Sie teilen sich derzeit die Leitung des Corporate Content Houses mit Ihrer Kollegin. Wie kam es dazu?
Auslöser waren ganz klar mein Wunsch, mal was Neues auszuprobieren, und meine familiäre Situation. Meine Frau und ich wollten beide für unseren Sohn da sein und trotzdem unseren Jobs gerecht werden. Da war es 2019 eine glückliche Fügung, dass sich meine Kollegin Melanie nach einem Jahr Elternzeit in ähnlicher Situation befand. Wir kennen uns schon lange, haben zwei benachbarte Abteilungen geleitet, haben ähnliche Ansichten. Hinzu kommt, dass das Diversity Management bei Audi Jobsharing für Führungskräfte etabliert hat. Die Chance haben wir ergriffen.
Wie sah der Start ins Jobsharing aus? Was gab es vorab zu beachten?
Aus unserer gemeinsamen Zeit bei Audi wussten wir bereits, dass die Chemie zwischen uns stimmt und wir das gleiche Werteverständnis haben. Mit der Planung der Zusammenarbeit haben wir schon während Melanies Elternzeit begonnen, so dass wir mit ihrer Rückkehr in den Job gleich loslegen konnten. Wir haben uns Inspiration aus unseren persönlichen Netzwerken geholt. Gerade zu Beginn besteht hoher Abstimmungsbedarf: Wer ist an welchen Tagen im Dienst? Wer nimmt welche Termine wahr? Wie gestalten wir eine nahtlose Übergabe? Und ganz wichtig: Welche Entscheidungen treffen wir anfangs nur gemeinsam, um zu verstehen, wie wir ticken?
Inzwischen sind Sie sicher ein routiniertes Tandem. Wie organisieren Sie sich heute?
Melanie arbeitet seit Tag Eins von Montag bis Mittwoch, ich von Mittwoch bis Freitag. Wir teilen, wo es möglich ist, Aufgaben untereinander auf und versuchen, nur an wenigen Terminen gemeinsam teilzunehmen. Dennoch sind wir beide stets über alles im Bilde. An manchen Stellen ist es derzeit noch eine Herausforderung, als Tandem in der IT-Landschaft abgebildet zu sein und sich beispielsweise Freigaberechte zu teilen. So etwas wird hoffentlich kein Thema mehr sein, wenn Jobsharing zur Normalität geworden ist.
Wie hat Ihr berufliches Umfeld auf das Jobsharing reagiert?

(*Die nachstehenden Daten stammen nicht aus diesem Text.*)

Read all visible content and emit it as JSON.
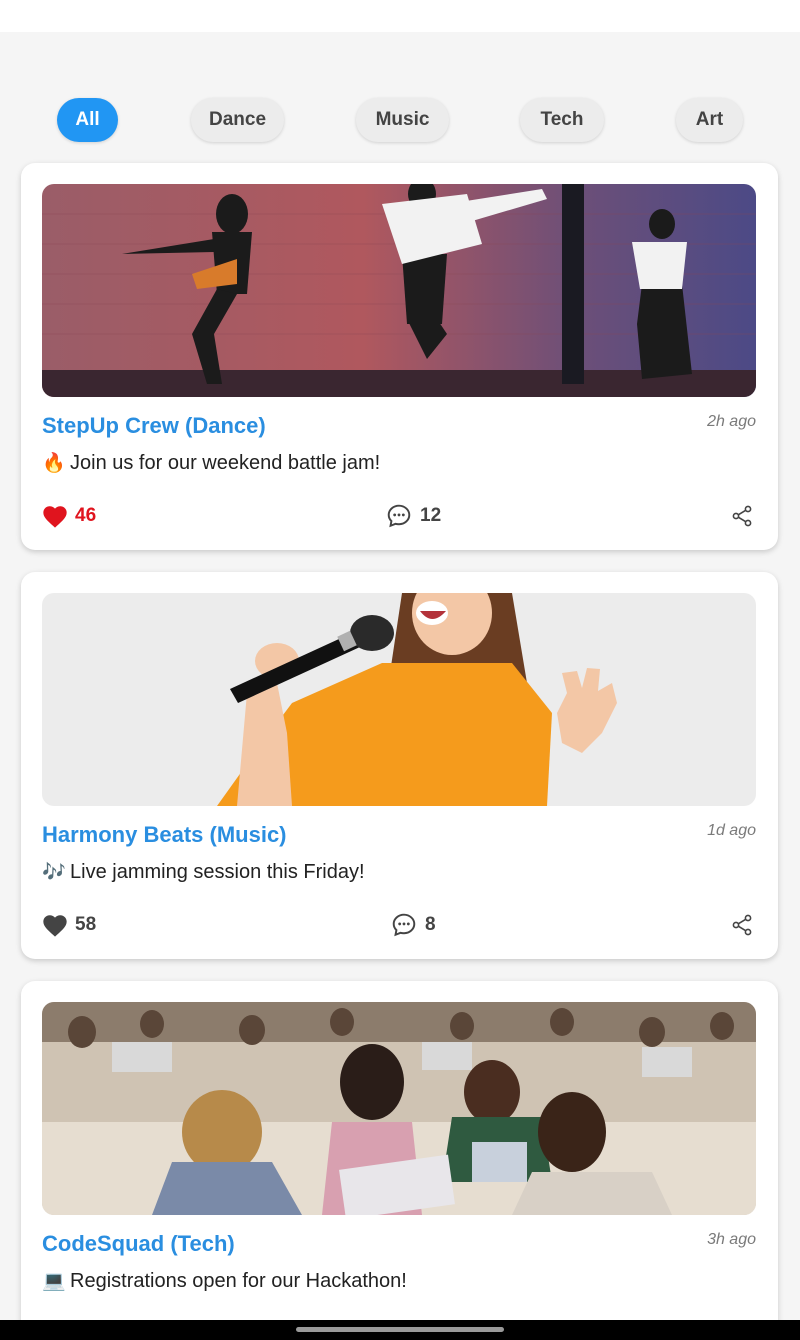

“Sowohl das Team und unsere Kolleg_innen als auch unser Chef haben durchweg positiv reagiert.”
Sowohl das Team und unsere Kolleg_innen als auch unser Chef haben durchweg positiv reagiert. Das Co-Leadership-Prinzip bringt schließlich nicht nur uns persönlich Vorteile. Wenn sich zwei einen Job teilen und bereit sind, voneinander zu lernen, profitiert auch das Unternehmen, davon bin ich überzeugt. Bei Melanie und mir treffen beispielsweise eine hohe strategische Kompetenz auf langjährige journalistische Erfahrung. Das scheint eine gute Mischung zu sein: Schon nach weniger als einem Jahr haben wir als Tandem die Verantwortung für einen größeren Bereich bekommen. Das motiviert ungemein.

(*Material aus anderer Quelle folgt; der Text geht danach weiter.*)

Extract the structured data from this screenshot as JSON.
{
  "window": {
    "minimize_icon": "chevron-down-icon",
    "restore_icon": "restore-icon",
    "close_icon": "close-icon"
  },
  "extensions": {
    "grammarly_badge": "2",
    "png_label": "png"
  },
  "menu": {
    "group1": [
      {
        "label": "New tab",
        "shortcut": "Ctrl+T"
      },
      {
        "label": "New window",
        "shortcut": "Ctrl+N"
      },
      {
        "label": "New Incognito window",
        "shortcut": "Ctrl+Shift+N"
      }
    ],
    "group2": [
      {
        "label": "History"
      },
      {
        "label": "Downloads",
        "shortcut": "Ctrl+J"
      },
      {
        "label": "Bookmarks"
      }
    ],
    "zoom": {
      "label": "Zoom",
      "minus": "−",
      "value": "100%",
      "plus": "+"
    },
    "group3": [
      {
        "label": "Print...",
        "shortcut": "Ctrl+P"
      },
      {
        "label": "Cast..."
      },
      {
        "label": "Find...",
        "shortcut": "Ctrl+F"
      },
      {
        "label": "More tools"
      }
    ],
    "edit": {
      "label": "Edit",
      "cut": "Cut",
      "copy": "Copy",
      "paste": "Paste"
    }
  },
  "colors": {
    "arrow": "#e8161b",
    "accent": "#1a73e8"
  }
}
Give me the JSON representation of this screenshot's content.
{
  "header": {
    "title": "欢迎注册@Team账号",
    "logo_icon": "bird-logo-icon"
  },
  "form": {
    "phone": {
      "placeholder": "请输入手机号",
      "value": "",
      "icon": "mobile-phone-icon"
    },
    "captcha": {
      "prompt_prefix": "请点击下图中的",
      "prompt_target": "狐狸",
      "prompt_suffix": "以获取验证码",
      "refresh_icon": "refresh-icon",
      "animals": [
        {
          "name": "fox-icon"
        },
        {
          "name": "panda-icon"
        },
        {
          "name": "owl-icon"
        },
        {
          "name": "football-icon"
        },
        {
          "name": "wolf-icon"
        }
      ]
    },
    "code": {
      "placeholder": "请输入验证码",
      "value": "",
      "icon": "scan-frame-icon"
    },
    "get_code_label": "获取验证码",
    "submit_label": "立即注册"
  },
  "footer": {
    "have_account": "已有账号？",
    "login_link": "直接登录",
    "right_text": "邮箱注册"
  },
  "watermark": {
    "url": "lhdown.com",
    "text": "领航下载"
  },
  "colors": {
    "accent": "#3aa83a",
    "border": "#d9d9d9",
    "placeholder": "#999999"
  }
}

Ist Jobsharing aus Ihrer Sicht etwas für jede Führungskraft?
Wer bereit ist, Erfolge genauso wie Misserfolge zu teilen, nicht immer im Rampenlicht stehen muss und die Entscheidungen einer anderen Person wie die eigenen ins Ziel tragen will, für den ist Jobsharing eine echte Horizonterweiterung. Ich würde mich jederzeit wieder dafür entscheiden, denn ich habe so wertvolle Zeit für meine Familie und auch für mich selbst gewonnen.

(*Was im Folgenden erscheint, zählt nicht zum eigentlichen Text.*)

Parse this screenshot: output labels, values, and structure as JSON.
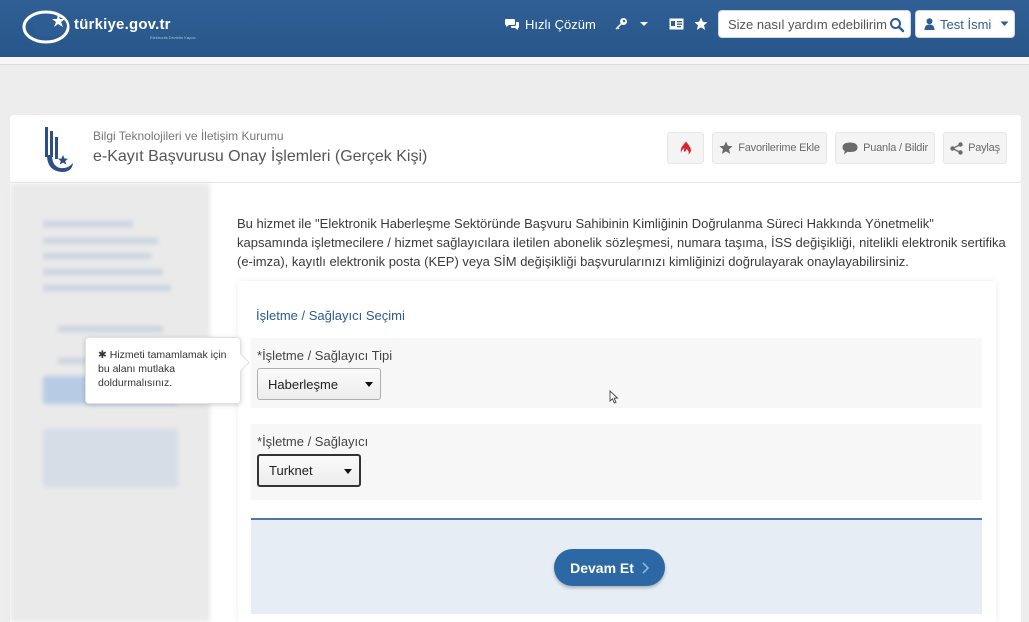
{
  "navbar": {
    "logo_text": "türkiye.gov.tr",
    "logo_subtext": "Elektronik Devletin Kapısı",
    "quick_solution": "Hızlı Çözüm",
    "search_placeholder": "Size nasıl yardım edebilirim?",
    "user_name": "Test İsmi",
    "colors": {
      "bar": "#2d5d92",
      "accent": "#2b68a4"
    }
  },
  "service": {
    "institution": "Bilgi Teknolojileri ve İletişim Kurumu",
    "title": "e-Kayıt Başvurusu Onay İşlemleri (Gerçek Kişi)",
    "actions": {
      "favorites": "Favorilerime Ekle",
      "rate": "Puanla / Bildir",
      "share": "Paylaş"
    }
  },
  "intro": "Bu hizmet ile \"Elektronik Haberleşme Sektöründe Başvuru Sahibinin Kimliğinin Doğrulanma Süreci Hakkında Yönetmelik\" kapsamında işletmecilere / hizmet sağlayıcılara iletilen abonelik sözleşmesi, numara taşıma, İSS değişikliği, nitelikli elektronik sertifika (e-imza), kayıtlı elektronik posta (KEP) veya SİM değişikliği başvurularınızı kimliğinizi doğrulayarak onaylayabilirsiniz.",
  "form": {
    "section_title": "İşletme / Sağlayıcı Seçimi",
    "required_mark": "*",
    "type_label": "İşletme / Sağlayıcı Tipi",
    "type_value": "Haberleşme",
    "provider_label": "İşletme / Sağlayıcı",
    "provider_value": "Turknet",
    "continue_label": "Devam Et"
  },
  "tooltip": {
    "bullet": "✱",
    "text": "Hizmeti tamamlamak için bu alanı mutlaka doldurmalısınız."
  }
}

Jobsharing für Führungskräfte: Arbeitsmodell mit Zukunft
Jobsharing ist ein Erfolgsmodell: In einer Studie gaben 92 Prozent der Befragten an, mit ihrem Tandem-Job zufrieden bis sehr zufrieden zu sein.
Wie funktioniert’s?
Zwei Führungskräfte teilen sich eine Vollzeitstelle mit komplexen, voneinander abhängigen Aufgaben und gemeinsamer Verantwortung.
Was sind die Vorteile?
Für das Tandem:
Jobsharing bietet zahlreiche Vorteile für Führungskräfte, die in Teilzeit arbeiten und ihren Job flexibel gestalten wollen: ein Austausch in der Doppelspitze, in der man sich ergänzt und voneinander lernt.
Für das Unternehmen:
Doppelte Kompetenzen, doppelte Berufserfahrung, doppelte Netzwerke und Kontakte wirken sich auch hier äußerst positiv aus. Hinzu kommen die Perspektivenvielfalt und eine objektivere Entscheidungsfindung im Tandem. Insgesamt ist eine bessere zeitliche Abdeckung und Präsenz möglich, weil beide im Tandem sich vertreten können, etwa in Urlaubsphasen.
Wie unterstützt Audi?
Das Jobsharing-Tandem erhält seitens HR umfassende Information und Unterstützung bei der Planung der konkreten Schritte. Ein individuelles Coaching fördert das gemeinschaftliche Erarbeiten von Lösungswegen für die Herausforderungen einer gemeinsamen Führungstätigkeit.